Pipo's assistant Novinha, who's in love with Pipo's son Libo, can't figure out what Pipo did, and doesn't want Libo ending up dead too. Instead of simply making him promise not to run out to the forest and get killed confronting the piggies, she instead seals the files and begins a decades long campaign of silence, forcing them both to marry other peoplenote If they married, he would have access to her files and live a lie for the rest of their lives.
And then ironically, it still doesn't save Libo's life, who ends up doing exactly the same thing as his father years later. With all the attendant idiocy that implies.

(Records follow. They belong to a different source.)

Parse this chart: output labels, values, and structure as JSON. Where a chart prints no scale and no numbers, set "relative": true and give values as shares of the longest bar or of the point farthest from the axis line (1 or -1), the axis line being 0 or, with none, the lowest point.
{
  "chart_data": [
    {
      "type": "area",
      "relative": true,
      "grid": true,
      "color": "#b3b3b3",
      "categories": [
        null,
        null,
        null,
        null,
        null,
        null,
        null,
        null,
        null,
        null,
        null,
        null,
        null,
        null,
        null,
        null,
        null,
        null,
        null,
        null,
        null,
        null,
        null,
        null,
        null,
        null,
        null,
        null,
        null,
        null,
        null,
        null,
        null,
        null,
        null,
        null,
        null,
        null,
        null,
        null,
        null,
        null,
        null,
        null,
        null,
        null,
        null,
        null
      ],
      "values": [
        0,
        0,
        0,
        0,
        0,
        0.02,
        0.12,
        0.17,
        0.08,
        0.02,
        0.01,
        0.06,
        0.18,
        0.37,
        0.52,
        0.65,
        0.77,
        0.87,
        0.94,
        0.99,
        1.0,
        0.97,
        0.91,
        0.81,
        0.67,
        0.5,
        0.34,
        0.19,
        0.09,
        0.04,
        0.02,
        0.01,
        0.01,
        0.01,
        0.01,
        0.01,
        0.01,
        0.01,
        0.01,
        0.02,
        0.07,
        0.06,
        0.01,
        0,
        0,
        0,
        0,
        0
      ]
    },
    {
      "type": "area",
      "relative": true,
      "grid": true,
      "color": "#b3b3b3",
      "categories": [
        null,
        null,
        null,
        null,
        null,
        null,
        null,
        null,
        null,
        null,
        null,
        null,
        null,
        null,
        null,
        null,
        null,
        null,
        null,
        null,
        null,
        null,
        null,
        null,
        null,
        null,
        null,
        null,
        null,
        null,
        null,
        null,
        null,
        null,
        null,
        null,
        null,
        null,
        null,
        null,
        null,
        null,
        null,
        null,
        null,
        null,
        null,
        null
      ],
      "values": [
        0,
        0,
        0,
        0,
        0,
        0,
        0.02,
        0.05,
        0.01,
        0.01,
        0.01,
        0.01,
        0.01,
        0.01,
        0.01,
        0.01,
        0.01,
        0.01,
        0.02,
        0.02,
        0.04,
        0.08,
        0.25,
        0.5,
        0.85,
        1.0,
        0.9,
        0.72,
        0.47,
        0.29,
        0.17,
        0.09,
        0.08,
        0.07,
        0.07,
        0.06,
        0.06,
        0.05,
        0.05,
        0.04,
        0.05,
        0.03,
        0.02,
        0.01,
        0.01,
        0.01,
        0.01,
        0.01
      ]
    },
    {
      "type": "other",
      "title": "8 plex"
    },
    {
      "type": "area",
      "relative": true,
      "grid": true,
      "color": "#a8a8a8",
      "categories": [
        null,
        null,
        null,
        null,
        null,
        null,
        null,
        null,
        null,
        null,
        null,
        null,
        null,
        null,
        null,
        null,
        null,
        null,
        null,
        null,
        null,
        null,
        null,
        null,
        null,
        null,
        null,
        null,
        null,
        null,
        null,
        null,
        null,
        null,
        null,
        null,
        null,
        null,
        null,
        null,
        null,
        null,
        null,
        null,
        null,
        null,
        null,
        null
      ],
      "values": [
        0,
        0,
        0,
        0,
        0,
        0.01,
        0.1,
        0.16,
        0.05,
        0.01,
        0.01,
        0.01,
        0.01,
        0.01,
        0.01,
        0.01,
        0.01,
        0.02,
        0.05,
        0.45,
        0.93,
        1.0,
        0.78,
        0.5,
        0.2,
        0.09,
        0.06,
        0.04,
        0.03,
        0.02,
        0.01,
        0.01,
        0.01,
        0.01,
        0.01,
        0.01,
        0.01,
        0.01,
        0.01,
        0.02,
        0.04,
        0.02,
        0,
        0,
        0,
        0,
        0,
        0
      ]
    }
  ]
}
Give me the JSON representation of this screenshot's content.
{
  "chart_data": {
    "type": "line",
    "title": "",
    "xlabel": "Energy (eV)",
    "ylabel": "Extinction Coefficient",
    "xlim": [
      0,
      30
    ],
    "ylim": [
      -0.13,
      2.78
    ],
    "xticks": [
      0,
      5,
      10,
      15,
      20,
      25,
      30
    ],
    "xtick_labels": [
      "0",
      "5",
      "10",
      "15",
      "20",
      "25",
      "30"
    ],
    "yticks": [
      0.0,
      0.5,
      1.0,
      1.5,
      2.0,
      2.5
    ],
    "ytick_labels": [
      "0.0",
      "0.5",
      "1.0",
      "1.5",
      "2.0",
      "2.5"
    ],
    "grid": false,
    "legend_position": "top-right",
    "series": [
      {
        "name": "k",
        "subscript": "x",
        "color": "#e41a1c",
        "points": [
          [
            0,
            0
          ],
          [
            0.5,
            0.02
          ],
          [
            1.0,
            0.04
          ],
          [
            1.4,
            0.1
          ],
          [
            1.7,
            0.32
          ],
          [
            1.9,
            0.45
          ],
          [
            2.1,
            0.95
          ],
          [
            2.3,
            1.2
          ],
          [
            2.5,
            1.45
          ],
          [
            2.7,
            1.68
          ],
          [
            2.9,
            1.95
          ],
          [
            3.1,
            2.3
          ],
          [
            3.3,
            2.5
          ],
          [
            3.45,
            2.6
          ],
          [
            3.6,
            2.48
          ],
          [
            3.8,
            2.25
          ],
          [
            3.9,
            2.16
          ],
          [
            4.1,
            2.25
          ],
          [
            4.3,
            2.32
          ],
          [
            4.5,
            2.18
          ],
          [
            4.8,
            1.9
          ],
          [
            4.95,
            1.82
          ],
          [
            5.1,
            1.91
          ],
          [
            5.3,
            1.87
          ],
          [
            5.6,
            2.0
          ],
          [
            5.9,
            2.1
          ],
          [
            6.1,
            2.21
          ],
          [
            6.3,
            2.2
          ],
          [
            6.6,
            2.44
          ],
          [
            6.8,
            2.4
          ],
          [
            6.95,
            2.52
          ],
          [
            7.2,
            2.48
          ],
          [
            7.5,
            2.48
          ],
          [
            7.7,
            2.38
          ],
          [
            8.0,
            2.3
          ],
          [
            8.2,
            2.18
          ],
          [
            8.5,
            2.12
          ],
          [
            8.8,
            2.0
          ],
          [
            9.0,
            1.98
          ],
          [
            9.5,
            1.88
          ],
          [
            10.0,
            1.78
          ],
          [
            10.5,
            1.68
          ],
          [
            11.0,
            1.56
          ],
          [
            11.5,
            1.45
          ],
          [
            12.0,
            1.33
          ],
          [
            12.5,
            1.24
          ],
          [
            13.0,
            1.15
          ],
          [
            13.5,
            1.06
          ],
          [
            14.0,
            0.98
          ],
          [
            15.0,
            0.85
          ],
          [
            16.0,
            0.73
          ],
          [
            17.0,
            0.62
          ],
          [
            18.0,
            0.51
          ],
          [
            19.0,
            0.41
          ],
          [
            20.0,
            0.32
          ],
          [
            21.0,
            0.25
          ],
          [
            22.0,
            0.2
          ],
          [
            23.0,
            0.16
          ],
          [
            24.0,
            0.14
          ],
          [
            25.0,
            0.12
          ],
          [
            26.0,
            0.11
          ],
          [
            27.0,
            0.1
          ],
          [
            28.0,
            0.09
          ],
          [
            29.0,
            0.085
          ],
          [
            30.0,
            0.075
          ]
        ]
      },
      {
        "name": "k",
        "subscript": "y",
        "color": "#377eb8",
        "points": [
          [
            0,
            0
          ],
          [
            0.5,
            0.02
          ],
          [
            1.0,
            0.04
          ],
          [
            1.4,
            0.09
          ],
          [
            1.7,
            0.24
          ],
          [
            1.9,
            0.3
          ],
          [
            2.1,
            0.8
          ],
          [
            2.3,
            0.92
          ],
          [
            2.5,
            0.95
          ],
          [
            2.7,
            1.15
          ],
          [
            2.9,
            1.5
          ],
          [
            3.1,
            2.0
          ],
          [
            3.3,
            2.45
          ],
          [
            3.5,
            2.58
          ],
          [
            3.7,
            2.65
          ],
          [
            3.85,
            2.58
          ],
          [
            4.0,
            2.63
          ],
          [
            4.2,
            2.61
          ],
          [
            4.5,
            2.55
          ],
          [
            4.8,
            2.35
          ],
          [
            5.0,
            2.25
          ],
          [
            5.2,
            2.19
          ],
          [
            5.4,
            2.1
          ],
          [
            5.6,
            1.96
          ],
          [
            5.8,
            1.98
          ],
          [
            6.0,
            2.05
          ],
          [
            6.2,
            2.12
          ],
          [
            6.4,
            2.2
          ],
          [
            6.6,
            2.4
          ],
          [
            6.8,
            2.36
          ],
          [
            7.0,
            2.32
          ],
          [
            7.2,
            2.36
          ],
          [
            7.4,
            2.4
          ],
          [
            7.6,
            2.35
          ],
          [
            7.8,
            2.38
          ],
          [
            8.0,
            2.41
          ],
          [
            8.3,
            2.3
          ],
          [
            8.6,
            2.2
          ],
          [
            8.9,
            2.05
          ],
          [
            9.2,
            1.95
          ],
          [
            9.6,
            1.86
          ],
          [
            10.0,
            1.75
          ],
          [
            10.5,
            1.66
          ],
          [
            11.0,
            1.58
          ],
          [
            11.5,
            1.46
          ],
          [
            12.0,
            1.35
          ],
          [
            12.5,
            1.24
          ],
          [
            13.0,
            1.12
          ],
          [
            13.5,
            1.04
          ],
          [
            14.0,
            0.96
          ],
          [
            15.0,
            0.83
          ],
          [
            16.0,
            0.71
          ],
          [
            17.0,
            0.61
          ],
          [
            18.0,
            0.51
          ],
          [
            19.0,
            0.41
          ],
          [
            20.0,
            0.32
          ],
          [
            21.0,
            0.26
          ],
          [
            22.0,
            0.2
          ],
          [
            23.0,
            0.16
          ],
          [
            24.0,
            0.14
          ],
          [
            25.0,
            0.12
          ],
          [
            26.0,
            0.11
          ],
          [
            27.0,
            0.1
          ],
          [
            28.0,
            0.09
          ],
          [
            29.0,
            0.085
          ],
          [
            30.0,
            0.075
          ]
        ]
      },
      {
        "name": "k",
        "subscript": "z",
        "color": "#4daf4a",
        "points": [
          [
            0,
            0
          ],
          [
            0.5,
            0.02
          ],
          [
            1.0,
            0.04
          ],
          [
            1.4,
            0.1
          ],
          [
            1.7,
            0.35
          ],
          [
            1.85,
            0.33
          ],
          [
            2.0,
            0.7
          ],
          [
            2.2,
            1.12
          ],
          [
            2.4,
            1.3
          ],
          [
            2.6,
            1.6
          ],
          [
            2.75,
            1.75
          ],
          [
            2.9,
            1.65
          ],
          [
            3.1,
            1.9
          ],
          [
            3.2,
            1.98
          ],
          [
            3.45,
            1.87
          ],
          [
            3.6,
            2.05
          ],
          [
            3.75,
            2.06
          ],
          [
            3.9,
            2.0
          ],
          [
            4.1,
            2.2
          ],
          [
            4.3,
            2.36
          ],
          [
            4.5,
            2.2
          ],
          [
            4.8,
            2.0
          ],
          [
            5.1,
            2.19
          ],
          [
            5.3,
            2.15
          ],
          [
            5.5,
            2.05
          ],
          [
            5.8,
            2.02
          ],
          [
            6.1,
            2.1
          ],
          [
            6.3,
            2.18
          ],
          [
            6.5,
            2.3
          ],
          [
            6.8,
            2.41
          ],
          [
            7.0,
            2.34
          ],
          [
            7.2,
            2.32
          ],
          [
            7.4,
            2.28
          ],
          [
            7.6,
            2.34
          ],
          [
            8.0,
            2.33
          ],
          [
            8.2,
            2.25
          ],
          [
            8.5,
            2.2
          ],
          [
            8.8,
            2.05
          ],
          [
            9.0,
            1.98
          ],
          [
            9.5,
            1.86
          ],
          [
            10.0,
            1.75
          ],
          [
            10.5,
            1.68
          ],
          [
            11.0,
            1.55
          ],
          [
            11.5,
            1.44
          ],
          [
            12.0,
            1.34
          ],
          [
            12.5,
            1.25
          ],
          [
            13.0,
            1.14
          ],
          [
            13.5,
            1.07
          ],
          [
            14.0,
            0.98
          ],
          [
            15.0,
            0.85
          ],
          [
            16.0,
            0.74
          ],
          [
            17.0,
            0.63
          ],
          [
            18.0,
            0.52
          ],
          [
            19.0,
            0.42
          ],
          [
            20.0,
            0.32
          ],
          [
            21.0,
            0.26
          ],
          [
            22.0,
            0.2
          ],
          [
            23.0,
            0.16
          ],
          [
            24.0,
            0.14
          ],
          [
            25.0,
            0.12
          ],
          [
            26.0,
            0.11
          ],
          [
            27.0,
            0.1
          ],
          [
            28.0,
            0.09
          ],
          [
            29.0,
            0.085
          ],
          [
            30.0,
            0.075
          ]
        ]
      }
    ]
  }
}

This whole mess turns out to be unkind to the piggies as well, since on learning that instead of honoring the two as great men and potential fathers, they had actually committed murder, the piggies are shocked and horrified, and admit they never would have done it if someone had only told them.
Of course, considering that the piggies are stated to be at least as intelligent as humans and possibly more intelligent on average, it boggles the mind that after they attempted to plant Pipo and it didn't work— no new tree growing in the forest to sire children, no new voice in the fathertrees' telepathic chat room— they go ahead and do the same to Libo, instead of thinking, "Holy crap, we've made a terrible mistake, we fucked up the ritual somehow and accidentally killed our friend, we'd better think long and hard before we try it on another human."
A lot of World War Z, even leaving aside the zombies' plot armor, relies on this, most infamously the Battle of Yonkers. Artillery and weapons are used at ludicrously short range, the army somehow doesn't pack enough ammo despite that being basic logistics, they don't have air recon, aerial bombardment is the last resort instead of the first, a bunch of expensive, useless gear, and it's even kvetched about by the character narrating. The explanation? It was a "propaganda battle" designed to look good in front of the cameras, not to actually follow centuries of established military doctrine. Which doesn't explain why they didn't just fight the battle in a competent manner and then cut it together later. Some of the plot is stupendously unlikely, such as the networked information system conveniently broadcasting a soldier's camera feed to everyone in the combat zone just as he's attacked by a zombie. Which lowers morale.
It's mentioned that someone figured out how to kill zombies by going up to the roof of an adjacent building and making noise so the Zachs walk off the roof trying to get to them. The "someone" was a dog. No mention is made of humans making use of similar tactics.